Le journaliste, chroniqueur et éditorialiste Daouda Coulibaly ne fait aucun pas en arrière après ses récentes déclarations réclamant la démission du président de la Fédération ivoirienne de football (FIF), Yacine Idriss Diallo. Dans une nouvelle prise de parole, l’administrateur de la communication affirme assumer entièrement ses propos et rejette les critiques ainsi que les pressions dont il dit faire l’objet depuis cette sortie médiatique.
« J’ai demandé la démission de Yacine Idriss Diallo. Je l’ai fait en toute conscience et je l’assume pleinement », a-t-il déclaré, insistant sur le fait que sa démarche repose sur des convictions et une analyse qu’il estime fondée.
Selon lui, les nombreuses réactions suscitées par sa position n’ont pas permis d’apporter de réponses concrètes aux arguments qu’il a développés. Daouda Coulibaly estime que ses contradicteurs se concentrent davantage sur sa personne que sur le fond du débat. Il affirme constater une mobilisation importante de défenseurs du dirigeant sportif, sans pour autant voir émerger, selon ses termes, une véritable contradiction argumentée.
Le journaliste dénonce également ce qu’il présente comme des tentatives de pression visant à le faire changer de position. Il révèle que certaines personnes auraient cherché à contacter sa hiérarchie à la suite de ses déclarations. Une démarche qu’il considère inefficace et qui, loin de l’intimider, renforcerait sa détermination.
« Si quelqu’un pense que j’ai tort, qu’il apporte des faits. Les pressions ne remplaceront jamais les arguments », a-t-il soutenu.
Daouda Coulibaly rappelle qu’il n’entretient, selon lui, aucun différend personnel avec Yacine Idriss Diallo. Il précise que sa critique vise exclusivement la gouvernance de l’institution footballistique ivoirienne et la nécessité, à ses yeux, de demander des comptes aux responsables lorsqu’il le juge nécessaire.
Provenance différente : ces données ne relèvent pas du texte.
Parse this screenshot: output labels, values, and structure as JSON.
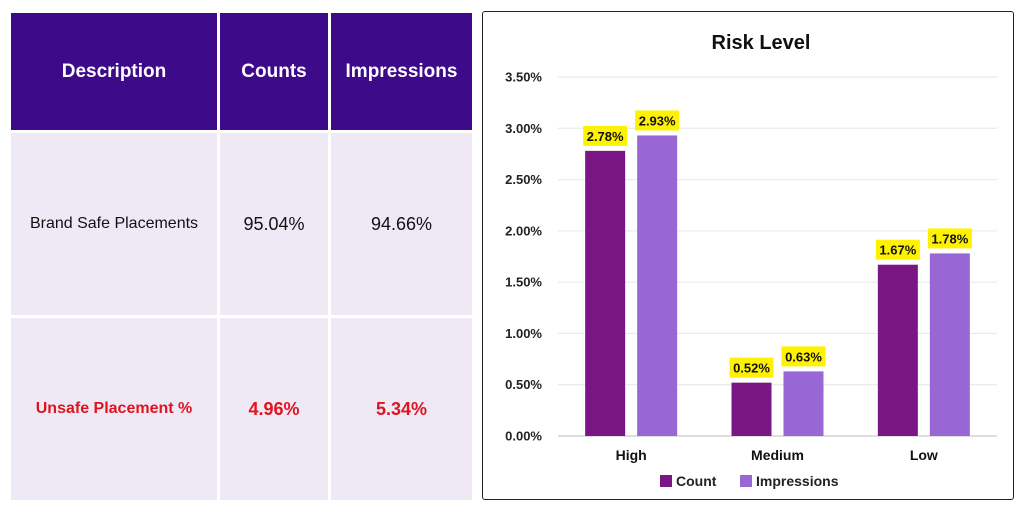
{
  "table": {
    "headers": [
      "Description",
      "Counts",
      "Impressions"
    ],
    "rows": [
      {
        "description": "Brand Safe Placements",
        "counts": "95.04%",
        "impressions": "94.66%"
      },
      {
        "description": "Unsafe Placement %",
        "counts": "4.96%",
        "impressions": "5.34%"
      }
    ],
    "colors": {
      "header_bg": "#3d0a8a",
      "cell_bg": "#efe9f6",
      "unsafe_text": "#e0141e"
    }
  },
  "chart_data": {
    "type": "bar",
    "title": "Risk Level",
    "categories": [
      "High",
      "Medium",
      "Low"
    ],
    "series": [
      {
        "name": "Count",
        "values": [
          2.78,
          0.52,
          1.67
        ],
        "labels": [
          "2.78%",
          "0.52%",
          "1.67%"
        ],
        "color": "#7a1785"
      },
      {
        "name": "Impressions",
        "values": [
          2.93,
          0.63,
          1.78
        ],
        "labels": [
          "2.93%",
          "0.63%",
          "1.78%"
        ],
        "color": "#9966d6"
      }
    ],
    "ylim": [
      0,
      3.5
    ],
    "y_ticks": [
      "0.00%",
      "0.50%",
      "1.00%",
      "1.50%",
      "2.00%",
      "2.50%",
      "3.00%",
      "3.50%"
    ],
    "xlabel": "",
    "ylabel": "",
    "grid": true,
    "legend_position": "bottom",
    "data_label_bg": "#fff200"
  }
}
Tout au long de sa déclaration, l’éditorialiste met en avant son indépendance de ton et sa liberté d’expression. Il affirme exercer son métier en restant fidèle à ses convictions, sans chercher à satisfaire une quelconque opinion ou à préserver des intérêts particuliers.
« Je suis un homme de convictions. Je ne parle pas pour plaire. Je ne parle pas pour faire carrière. Je parle parce que je crois à ce que je dis », a-t-il martelé.
Concluant son intervention sur une note de fermeté, Daouda Coulibaly adresse un message à ceux qu’il accuse de vouloir le réduire au silence. Il assure que les intimidations ne l’impressionnent pas et qu’elles ne l’amèneront jamais à renoncer à une position qu’il considère juste.
Cette nouvelle sortie du journaliste intervient dans un contexte la côte d’ivoire est éliminée de la coupe du monde dès les seizième de finale face à la Norvège. Elle relance également les échanges sur la place de la critique dans l’espace public et sur la responsabilité des acteurs du sport face aux attentes des supporters et observateurs.